ISSN 1470-3947 (print) | ISSN 1479-6848 (online)

Endocrine Abstracts (2019) 66 P33 | DOI: 10.1530/endoabs.66.P33

C-peptide and antibody testing to aid diabetes diagnosis in children and young people

Kathryn Cox & Louise Bath

Royal Hospital for Sick Children, Edinburgh, UK

Introduction: Recent experience of C-peptide testing in adults with longstanding diabetes has revealed misdiagnosis of monogenic diabetes as either type 1 or type 2 with important implications for quality of life and healthcare costs. Correct diagnosis earlier in life may be possible with the use of routine antibody testing at diagnosis and c-peptide measurement 3 years after initial diagnosis. Negative or low titres for all 3 antibodies suggest non-type 1 diabetes. Persistence of detectable c-peptide beyond 3 years from diagnosis raises the possibility of non-type 1 diabetes

Methods: All children and young people with type 1 diabetes known to the Royal Hospital for Sick Children diabetes team underwent testing. C-peptide levels were measured at the time of annual review with paired serum glucose, and considered positive if >50 pmol/l. Glucose >8 mmol/l required at time of testing to avoid false negative. Antibodies were measured at diagnosis, or at annual review appointment for any patients in whom antibodies had not previously been checked. Cut-off values for positive results were GAD>5, IA2 >7.5 and ZnT8 >15.

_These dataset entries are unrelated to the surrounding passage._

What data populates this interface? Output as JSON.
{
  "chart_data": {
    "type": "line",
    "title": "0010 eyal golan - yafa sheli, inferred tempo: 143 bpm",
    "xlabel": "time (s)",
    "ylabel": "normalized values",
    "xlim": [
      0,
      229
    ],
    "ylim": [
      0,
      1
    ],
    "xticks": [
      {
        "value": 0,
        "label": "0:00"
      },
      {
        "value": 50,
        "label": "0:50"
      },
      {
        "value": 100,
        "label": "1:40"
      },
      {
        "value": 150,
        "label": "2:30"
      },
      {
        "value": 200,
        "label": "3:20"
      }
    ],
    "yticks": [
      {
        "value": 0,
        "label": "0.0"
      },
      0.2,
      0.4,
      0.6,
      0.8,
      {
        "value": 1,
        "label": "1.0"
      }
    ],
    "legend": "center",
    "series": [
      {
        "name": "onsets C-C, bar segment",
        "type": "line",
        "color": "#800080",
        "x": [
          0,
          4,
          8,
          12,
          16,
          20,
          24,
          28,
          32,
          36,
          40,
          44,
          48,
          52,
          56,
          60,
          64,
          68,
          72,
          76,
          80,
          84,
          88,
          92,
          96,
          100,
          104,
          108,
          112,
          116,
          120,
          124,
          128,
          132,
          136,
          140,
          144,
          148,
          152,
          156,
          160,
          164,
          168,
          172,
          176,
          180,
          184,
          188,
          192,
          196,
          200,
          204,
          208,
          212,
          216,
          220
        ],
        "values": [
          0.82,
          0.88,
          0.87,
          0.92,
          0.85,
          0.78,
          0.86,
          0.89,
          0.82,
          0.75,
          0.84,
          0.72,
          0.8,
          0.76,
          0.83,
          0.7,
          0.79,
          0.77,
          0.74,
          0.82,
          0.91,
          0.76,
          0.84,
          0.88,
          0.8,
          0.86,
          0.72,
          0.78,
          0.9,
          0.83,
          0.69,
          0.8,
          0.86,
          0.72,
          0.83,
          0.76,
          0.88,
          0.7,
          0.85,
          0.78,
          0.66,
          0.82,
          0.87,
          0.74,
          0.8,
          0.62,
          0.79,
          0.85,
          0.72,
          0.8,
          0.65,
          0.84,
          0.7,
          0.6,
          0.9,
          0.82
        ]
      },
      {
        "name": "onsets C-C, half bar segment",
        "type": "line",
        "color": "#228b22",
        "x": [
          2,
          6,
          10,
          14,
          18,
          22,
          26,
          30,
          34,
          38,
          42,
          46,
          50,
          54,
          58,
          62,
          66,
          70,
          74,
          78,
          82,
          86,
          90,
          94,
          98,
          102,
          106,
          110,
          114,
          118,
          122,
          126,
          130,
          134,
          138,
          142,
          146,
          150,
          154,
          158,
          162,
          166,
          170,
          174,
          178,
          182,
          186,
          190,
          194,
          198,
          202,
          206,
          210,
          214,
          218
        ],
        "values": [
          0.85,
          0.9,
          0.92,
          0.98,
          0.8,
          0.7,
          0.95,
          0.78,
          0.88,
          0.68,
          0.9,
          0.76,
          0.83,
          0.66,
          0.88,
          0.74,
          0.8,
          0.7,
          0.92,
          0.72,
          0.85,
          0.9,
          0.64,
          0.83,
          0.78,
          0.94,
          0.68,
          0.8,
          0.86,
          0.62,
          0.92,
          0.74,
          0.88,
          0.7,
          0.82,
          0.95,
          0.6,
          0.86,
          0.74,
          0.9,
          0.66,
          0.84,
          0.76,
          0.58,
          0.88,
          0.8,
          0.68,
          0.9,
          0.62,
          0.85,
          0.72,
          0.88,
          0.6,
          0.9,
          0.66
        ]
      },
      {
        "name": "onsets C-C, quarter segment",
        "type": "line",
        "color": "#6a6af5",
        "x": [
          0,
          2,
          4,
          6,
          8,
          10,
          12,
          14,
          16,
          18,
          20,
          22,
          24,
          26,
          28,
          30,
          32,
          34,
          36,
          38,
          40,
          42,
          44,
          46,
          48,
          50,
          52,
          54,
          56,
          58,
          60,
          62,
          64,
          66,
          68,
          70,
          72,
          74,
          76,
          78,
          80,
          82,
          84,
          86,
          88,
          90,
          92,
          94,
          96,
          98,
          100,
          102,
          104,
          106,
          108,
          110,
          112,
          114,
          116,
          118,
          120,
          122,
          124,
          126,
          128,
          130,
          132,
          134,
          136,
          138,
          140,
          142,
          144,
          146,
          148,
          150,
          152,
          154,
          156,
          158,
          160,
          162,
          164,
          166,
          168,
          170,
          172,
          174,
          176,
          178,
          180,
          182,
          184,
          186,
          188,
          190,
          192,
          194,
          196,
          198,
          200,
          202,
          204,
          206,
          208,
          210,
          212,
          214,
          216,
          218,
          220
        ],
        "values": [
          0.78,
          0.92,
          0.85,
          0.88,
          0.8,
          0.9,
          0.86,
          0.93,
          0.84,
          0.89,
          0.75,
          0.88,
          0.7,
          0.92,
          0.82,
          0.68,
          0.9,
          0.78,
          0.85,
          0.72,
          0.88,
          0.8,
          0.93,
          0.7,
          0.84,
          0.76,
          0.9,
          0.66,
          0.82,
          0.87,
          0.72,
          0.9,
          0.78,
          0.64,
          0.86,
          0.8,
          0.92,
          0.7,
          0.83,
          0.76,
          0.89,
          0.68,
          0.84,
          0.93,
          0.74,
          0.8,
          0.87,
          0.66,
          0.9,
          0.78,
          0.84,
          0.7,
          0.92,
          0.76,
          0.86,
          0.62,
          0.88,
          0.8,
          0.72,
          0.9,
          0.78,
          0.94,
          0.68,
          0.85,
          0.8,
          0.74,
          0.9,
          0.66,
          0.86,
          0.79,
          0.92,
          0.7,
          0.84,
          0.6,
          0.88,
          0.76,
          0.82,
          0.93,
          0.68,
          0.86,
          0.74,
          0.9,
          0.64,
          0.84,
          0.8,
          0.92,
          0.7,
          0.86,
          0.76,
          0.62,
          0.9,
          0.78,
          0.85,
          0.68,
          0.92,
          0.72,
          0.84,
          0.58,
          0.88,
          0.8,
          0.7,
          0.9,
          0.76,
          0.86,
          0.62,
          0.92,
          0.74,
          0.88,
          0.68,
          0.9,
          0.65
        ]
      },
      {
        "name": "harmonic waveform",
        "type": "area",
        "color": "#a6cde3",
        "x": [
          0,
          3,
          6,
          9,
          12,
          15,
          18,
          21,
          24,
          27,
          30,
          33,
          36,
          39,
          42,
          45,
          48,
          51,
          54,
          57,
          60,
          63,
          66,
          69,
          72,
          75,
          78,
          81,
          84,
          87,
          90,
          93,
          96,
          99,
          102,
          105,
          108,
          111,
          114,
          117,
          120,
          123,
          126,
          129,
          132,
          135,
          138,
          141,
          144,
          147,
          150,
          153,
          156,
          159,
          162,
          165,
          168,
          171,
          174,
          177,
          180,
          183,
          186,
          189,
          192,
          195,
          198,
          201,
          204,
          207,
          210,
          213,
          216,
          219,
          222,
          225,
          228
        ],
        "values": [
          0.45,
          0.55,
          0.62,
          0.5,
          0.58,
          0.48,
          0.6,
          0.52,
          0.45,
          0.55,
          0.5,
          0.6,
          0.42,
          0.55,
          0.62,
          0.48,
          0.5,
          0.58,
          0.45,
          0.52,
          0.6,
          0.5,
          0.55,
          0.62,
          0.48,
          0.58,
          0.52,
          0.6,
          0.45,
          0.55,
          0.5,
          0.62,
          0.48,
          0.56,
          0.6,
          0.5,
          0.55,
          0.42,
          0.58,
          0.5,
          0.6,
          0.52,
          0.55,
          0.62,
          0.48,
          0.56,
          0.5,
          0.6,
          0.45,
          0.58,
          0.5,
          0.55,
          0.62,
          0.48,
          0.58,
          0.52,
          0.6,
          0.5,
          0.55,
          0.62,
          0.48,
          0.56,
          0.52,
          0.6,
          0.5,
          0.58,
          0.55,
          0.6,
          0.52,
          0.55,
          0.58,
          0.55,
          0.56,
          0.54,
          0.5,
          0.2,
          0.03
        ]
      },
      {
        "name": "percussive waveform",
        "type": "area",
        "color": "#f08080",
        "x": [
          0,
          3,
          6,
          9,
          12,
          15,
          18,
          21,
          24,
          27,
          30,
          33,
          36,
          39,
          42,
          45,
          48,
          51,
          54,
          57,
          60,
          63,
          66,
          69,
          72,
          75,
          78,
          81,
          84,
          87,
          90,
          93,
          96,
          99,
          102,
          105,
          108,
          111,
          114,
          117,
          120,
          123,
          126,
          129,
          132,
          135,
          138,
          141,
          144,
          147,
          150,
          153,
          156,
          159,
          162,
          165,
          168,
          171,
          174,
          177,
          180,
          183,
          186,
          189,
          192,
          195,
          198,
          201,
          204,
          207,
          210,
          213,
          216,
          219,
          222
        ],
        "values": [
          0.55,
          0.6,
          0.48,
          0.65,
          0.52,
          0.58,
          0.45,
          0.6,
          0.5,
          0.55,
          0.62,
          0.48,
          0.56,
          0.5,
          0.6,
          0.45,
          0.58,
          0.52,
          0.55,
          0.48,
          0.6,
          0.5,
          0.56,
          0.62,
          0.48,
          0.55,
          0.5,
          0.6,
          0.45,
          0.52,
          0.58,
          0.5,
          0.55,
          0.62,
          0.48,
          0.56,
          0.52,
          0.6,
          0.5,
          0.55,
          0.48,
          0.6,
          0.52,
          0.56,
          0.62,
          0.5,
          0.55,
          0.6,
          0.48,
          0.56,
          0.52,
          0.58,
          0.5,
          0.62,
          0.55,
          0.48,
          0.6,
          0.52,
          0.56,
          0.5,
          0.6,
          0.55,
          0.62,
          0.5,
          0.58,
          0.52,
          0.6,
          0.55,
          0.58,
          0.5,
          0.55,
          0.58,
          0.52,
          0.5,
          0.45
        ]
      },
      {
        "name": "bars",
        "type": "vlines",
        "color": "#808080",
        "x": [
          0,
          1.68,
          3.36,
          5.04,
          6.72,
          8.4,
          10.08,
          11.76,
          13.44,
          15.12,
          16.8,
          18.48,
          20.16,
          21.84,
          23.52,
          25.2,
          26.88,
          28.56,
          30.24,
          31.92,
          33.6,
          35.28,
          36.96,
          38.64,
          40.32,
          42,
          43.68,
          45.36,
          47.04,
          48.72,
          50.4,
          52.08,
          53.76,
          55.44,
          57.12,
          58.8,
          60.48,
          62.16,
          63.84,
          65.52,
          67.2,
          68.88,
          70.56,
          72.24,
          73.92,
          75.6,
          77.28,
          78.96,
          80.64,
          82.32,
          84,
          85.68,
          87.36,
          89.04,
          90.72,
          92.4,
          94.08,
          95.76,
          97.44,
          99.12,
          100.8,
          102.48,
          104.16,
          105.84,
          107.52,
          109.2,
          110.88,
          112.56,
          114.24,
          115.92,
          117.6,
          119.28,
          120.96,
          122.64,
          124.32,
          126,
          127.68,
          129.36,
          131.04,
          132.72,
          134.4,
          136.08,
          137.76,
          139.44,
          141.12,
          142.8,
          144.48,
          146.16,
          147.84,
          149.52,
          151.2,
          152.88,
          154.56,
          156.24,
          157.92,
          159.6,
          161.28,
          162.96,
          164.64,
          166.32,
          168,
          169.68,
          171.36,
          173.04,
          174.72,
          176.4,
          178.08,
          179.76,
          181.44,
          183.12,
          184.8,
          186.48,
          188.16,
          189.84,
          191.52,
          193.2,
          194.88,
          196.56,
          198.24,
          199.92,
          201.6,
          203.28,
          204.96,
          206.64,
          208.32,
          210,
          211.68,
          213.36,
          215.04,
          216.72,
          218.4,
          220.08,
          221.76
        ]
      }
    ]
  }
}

Results: 214 individuals aged <18y had c-peptide levels requested. Results were available for 203 patients. Results were categorised as 1–3 years or >3 years since diagnosis. 7 patients had persistent c-peptide at >3 years, of which 1 was >200 pmol/l. 14 patients had persistent c-peptide at >3 years, of which 2 were >200 pmol/l. 230 patients aged <16y had antibody testing. 72 tested for GAD & IA2, 153 tested for GAD, IA2 & ZnT8, 5 tested for a single antibody. 45 patients were single antibody positive. 12 patients were, of whom 2 had been diagnosed less than 2 years. 1 triple antibody negative patient had undetectable c-peptide. The other triple antibody negative patient had c-peptide of 170 pmol/l at 13 months since diagnosis, raising possibility of non type 1.

Conclusion: This study has identified a number of young people with persistent c-peptide beyond 3 years from diagnosis. Negative antibody testing can guide future investigation. We recommend measuring GAD, IA2 and ZnT8 antibodies in all patients at diagnosis, and C-peptide at 3 years.